Michael Cohen to cease Trump commentary on X, podcast until after testimony

Michael Cohen, former President Trump’s fixer turned foe, said Wednesday he will cease any commentary about Trump until after he testifies in the former president’s New York criminal trial.

“Despite not being the gagged defendant, out of respect for Judge Merchan and the prosecutors, I will cease posting anything about Donald on my X (formerly Twitter) account or on the Mea Culpa Podcast until after my trial testimony,” he wrote on the social platform X. “See you all in a month (or more).”

In recent weeks, Cohen has posted a smattering of online attacks against Trump, calling the former president derogatory names and taunting him over a gag order the judge in the case, Juan Merchan, imposed on his speech.

Trump has been barred from attacking witnesses, prosecutors, court staff and the judge’s family, but the order doesn’t preclude him from deriding Merchan or Manhattan District Attorney Alvin Bragg (D).

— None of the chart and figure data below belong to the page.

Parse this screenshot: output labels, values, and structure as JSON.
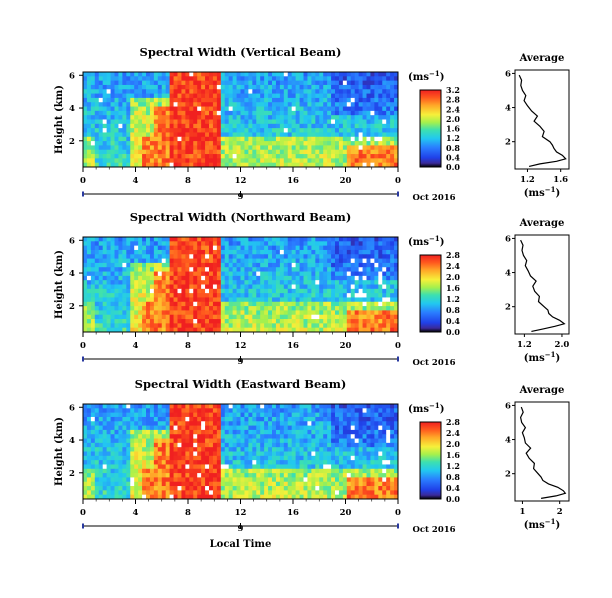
{
  "chart_data": [
    {
      "type": "heatmap",
      "title": "Spectral Width (Vertical Beam)",
      "ylabel": "Height (km)",
      "x_ticks": [
        "0",
        "4",
        "8",
        "12",
        "16",
        "20",
        "0"
      ],
      "y_ticks": [
        "2",
        "4",
        "6"
      ],
      "ylim": [
        0.4,
        6.2
      ],
      "xlim": [
        0,
        24
      ],
      "date_tick": "9",
      "date_label": "Oct 2016",
      "colorbar": {
        "unit_label": "(ms",
        "unit_exponent": "−1",
        "unit_close": ")",
        "ticks": [
          "0.0",
          "0.4",
          "0.8",
          "1.2",
          "1.6",
          "2.0",
          "2.4",
          "2.8",
          "3.2"
        ]
      },
      "average": {
        "title": "Average",
        "xlabel": "(ms",
        "xlabel_exp": "−1",
        "xlabel_close": ")",
        "x_ticks": [
          "1.2",
          "1.6"
        ],
        "x_tick_values": [
          1.2,
          1.6
        ],
        "xlim": [
          1.05,
          1.7
        ],
        "y_ticks": [
          "2",
          "4",
          "6"
        ],
        "height": [
          0.55,
          0.7,
          0.85,
          1.0,
          1.2,
          1.4,
          1.6,
          1.8,
          2.0,
          2.3,
          2.6,
          2.9,
          3.2,
          3.5,
          3.8,
          4.1,
          4.4,
          4.7,
          5.0,
          5.3,
          5.6,
          5.9
        ],
        "width": [
          1.22,
          1.35,
          1.55,
          1.66,
          1.62,
          1.55,
          1.52,
          1.5,
          1.47,
          1.38,
          1.4,
          1.35,
          1.28,
          1.32,
          1.25,
          1.2,
          1.16,
          1.18,
          1.14,
          1.12,
          1.13,
          1.1
        ]
      }
    },
    {
      "type": "heatmap",
      "title": "Spectral Width (Northward Beam)",
      "ylabel": "Height (km)",
      "x_ticks": [
        "0",
        "4",
        "8",
        "12",
        "16",
        "20",
        "0"
      ],
      "y_ticks": [
        "2",
        "4",
        "6"
      ],
      "ylim": [
        0.4,
        6.2
      ],
      "xlim": [
        0,
        24
      ],
      "date_tick": "9",
      "date_label": "Oct 2016",
      "colorbar": {
        "unit_label": "(ms",
        "unit_exponent": "−1",
        "unit_close": ")",
        "ticks": [
          "0.0",
          "0.4",
          "0.8",
          "1.2",
          "1.6",
          "2.0",
          "2.4",
          "2.8"
        ]
      },
      "average": {
        "title": "Average",
        "xlabel": "(ms",
        "xlabel_exp": "−1",
        "xlabel_close": ")",
        "x_ticks": [
          "1.2",
          "2.0"
        ],
        "x_tick_values": [
          1.2,
          2.0
        ],
        "xlim": [
          1.0,
          2.15
        ],
        "y_ticks": [
          "2",
          "4",
          "6"
        ],
        "height": [
          0.55,
          0.7,
          0.85,
          1.0,
          1.2,
          1.4,
          1.6,
          1.8,
          2.0,
          2.3,
          2.6,
          2.9,
          3.2,
          3.5,
          3.8,
          4.1,
          4.4,
          4.7,
          5.0,
          5.3,
          5.6,
          5.9
        ],
        "width": [
          1.35,
          1.6,
          1.85,
          2.05,
          1.95,
          1.8,
          1.72,
          1.7,
          1.62,
          1.5,
          1.52,
          1.42,
          1.38,
          1.45,
          1.33,
          1.28,
          1.22,
          1.25,
          1.18,
          1.15,
          1.17,
          1.12
        ]
      }
    },
    {
      "type": "heatmap",
      "title": "Spectral Width (Eastward Beam)",
      "ylabel": "Height (km)",
      "xlabel": "Local Time",
      "x_ticks": [
        "0",
        "4",
        "8",
        "12",
        "16",
        "20",
        "0"
      ],
      "y_ticks": [
        "2",
        "4",
        "6"
      ],
      "ylim": [
        0.4,
        6.2
      ],
      "xlim": [
        0,
        24
      ],
      "date_tick": "9",
      "date_label": "Oct 2016",
      "colorbar": {
        "unit_label": "(ms",
        "unit_exponent": "−1",
        "unit_close": ")",
        "ticks": [
          "0.0",
          "0.4",
          "0.8",
          "1.2",
          "1.6",
          "2.0",
          "2.4",
          "2.8"
        ]
      },
      "average": {
        "title": "Average",
        "xlabel": "(ms",
        "xlabel_exp": "−1",
        "xlabel_close": ")",
        "x_ticks": [
          "1",
          "2"
        ],
        "x_tick_values": [
          1,
          2
        ],
        "xlim": [
          0.8,
          2.25
        ],
        "y_ticks": [
          "2",
          "4",
          "6"
        ],
        "height": [
          0.55,
          0.7,
          0.85,
          1.0,
          1.2,
          1.4,
          1.6,
          1.8,
          2.0,
          2.3,
          2.6,
          2.9,
          3.2,
          3.5,
          3.8,
          4.1,
          4.4,
          4.7,
          5.0,
          5.3,
          5.6,
          5.9
        ],
        "width": [
          1.5,
          1.9,
          2.15,
          2.1,
          1.95,
          1.7,
          1.55,
          1.5,
          1.42,
          1.3,
          1.32,
          1.18,
          1.1,
          1.22,
          1.08,
          1.05,
          1.0,
          1.08,
          0.98,
          0.95,
          1.02,
          0.97
        ]
      }
    }
  ]
}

Cohen, who once served as Trump’s personal attorney, is expected to be a key witness for the Manhattan district attorney’s office in its case against Trump over his alleged falsification of business records to conceal a hush money deal with a porn actor ahead of the 2016 election.

The hush money payment in question was made by Cohen to Stormy Daniels, who claimed she had an affair with Trump. The former president has denied the affair and pleaded not guilty to 34 felony counts of falsifying business records.

During a hearing Tuesday over whether Trump violated the gag order, the former president’s attorneys argued there was “absolutely no willful violation” in 10 posts flagged by prosecutors. However, Trump should be allowed to defend himself against political attacks — even if they come from witnesses, they said.

“There is no dispute that President Trump is facing a barrage of political attacks from all sides, including from the two witnesses referenced in the early posts,” Trump attorney Todd Blanche said, referring to Cohen and Daniels.

Prosecutors with the district attorney’s office countered that “throwing ‘MAGA’ into a post doesn’t make it political” and that the former president’s attacks went too far.

Outside the courtroom Tuesday, Trump railed against the order as “a disgrace” and “totally unconstitutional.”

“I don’t believe it’s — not to this extent — ever happened before,” he said of the gag order. “I’m not allowed to talk, but people are allowed to say whatever they want about me. Very unfair.”

Cohen is expected to take the witness stand later in the trial to detail his role in the alleged “catch-and-kill” schemes that prosecutors say were meant to clear Trump’s path to the White House.